Wednesday, May 23, 2012

Book Review In Progress: The Witching Hour

This is the first time I've ever been compelled to write a review before I've even finished the book.

The Witching Hour by Anne Rice is the longest book I've tackled this year. It's taken me several weeks to get halfway through it. And I've decided to come clean about why.

This book is rubbish.

The reviews on the back state that it is: "[A] huge and sprawling tale of horror" courtesy the NY Times Book Review; "Vintage Rice.. lush prose, dense atmosphere, steamy sex, gothic tension" from the San Francisco Chronicle; and the only review that comes close to capturing this monstrosity in a few words is via The Washington Post Book World "Extraordinary... Marvelous... Anne Rice offers more than just a story; she creates a myth."

These reviews are slightly misleading. There is no steamy sex. There are incestuous relationships. There is no horror; there is a story about a family with psychic abilities and a tall, dark man that happens to follow their heir apparent around, even in childhood.

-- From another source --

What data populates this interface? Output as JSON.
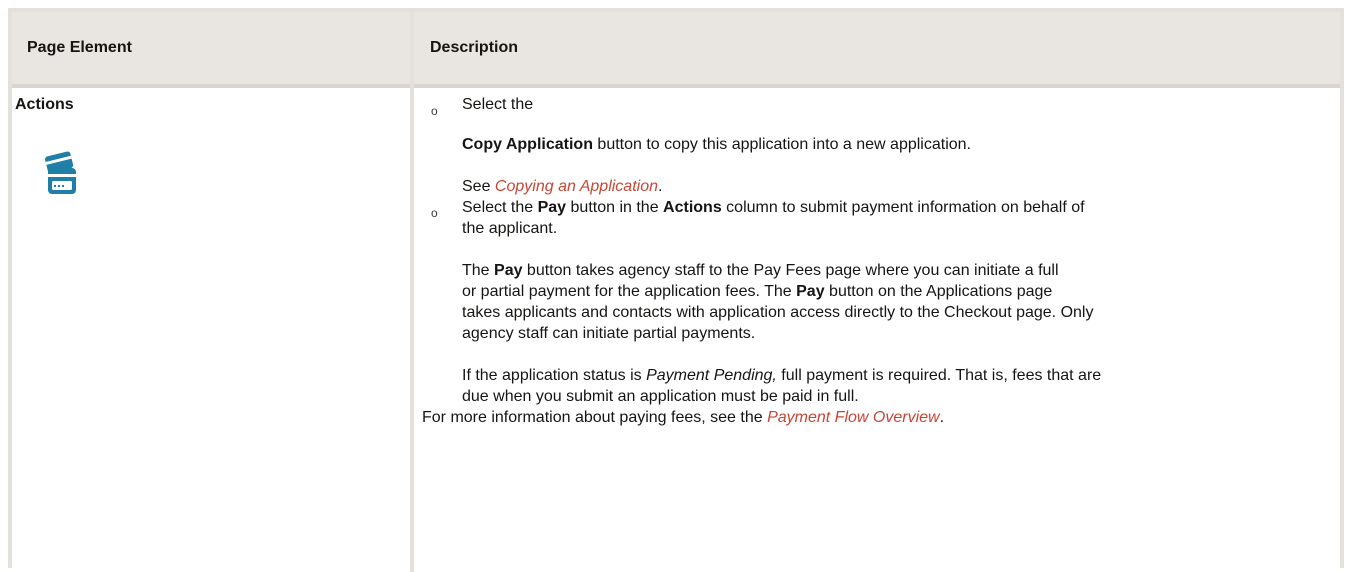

Rice is not SHOWING us a story at all. (From a phrase that many writers will recognize: Don't TELL, SHOW.) She is telling us the very long, very convoluted history of the Mayfair family.

I was interested in the story at the beginning of the novel, but once we ventured back to New Orleans to read the Chronicles of the Mayfair family as collected through several centuries, I was done.

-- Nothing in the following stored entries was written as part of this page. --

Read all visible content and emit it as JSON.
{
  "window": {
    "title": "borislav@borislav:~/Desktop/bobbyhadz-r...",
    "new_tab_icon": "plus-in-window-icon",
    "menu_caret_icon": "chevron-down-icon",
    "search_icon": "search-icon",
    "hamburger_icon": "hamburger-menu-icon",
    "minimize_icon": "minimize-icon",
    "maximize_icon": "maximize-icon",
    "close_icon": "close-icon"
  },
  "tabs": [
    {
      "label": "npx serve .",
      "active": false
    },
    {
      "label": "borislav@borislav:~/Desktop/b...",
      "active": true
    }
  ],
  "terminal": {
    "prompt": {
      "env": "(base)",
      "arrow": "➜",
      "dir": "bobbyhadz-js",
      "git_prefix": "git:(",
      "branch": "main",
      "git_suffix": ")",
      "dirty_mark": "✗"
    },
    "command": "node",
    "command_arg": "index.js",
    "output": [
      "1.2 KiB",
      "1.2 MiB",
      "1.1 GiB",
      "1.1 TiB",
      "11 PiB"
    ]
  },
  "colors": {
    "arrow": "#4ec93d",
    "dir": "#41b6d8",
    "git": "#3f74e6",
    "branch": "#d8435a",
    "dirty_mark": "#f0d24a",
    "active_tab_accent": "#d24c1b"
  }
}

I am tired of skipping characters, I am tired of the phrases: "history from this point forward", "from this point in the story", and "we will deal with... at the proper time."

I am just tired of this book.

EDIT: UPDATE: I finished this god-awful book. A fucking month later. If you're not a fan of cursing, then I suggest you not read the rest of this review. Or any review of Anne Rice I ever write. Because Holy FuckBalls. That was the longest, most drawn out, convoluted book I've managed to read this year.

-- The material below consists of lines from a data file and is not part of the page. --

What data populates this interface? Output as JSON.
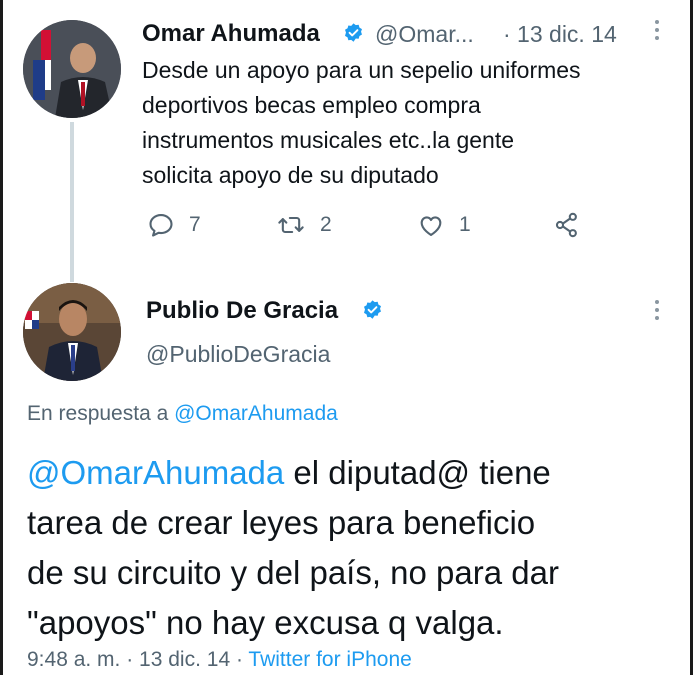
{
  "tweet1": {
    "author_name": "Omar Ahumada",
    "handle": "@Omar...",
    "date": "· 13 dic. 14",
    "text_lines": [
      "Desde un apoyo para un sepelio uniformes",
      "deportivos becas empleo compra",
      "instrumentos musicales etc..la gente",
      "solicita apoyo de su diputado"
    ],
    "replies": "7",
    "retweets": "2",
    "likes": "1"
  },
  "tweet2": {
    "author_name": "Publio De Gracia",
    "handle": "@PublioDeGracia",
    "reply_prefix": "En respuesta a ",
    "reply_to": "@OmarAhumada",
    "mention": "@OmarAhumada",
    "text_lines": [
      " el diputad@ tiene",
      "tarea de crear leyes para beneficio",
      "de su circuito y del país, no para dar",
      "\"apoyos\" no hay excusa q valga."
    ],
    "time": "9:48 a. m.",
    "date": " · 13 dic. 14 · ",
    "source": "Twitter for iPhone"
  },
  "colors": {
    "link": "#1d9bf0",
    "text": "#0f1419",
    "secondary": "#536471",
    "thread_line": "#cfd9de"
  }
}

I honestly skimmed over the last 400 pages or so today at work. I couldn't tell you what the entire point of that book was and I'm not quite sure that Anne Rice could either.

Jesus. I'm glad it's over though. I won't read it again. And honestly, I cannot tell you why I keep reading Anne Rice's books at all. They are never as good as I want them to be. I think I keep reading them because they are there. And that's just generally how I work.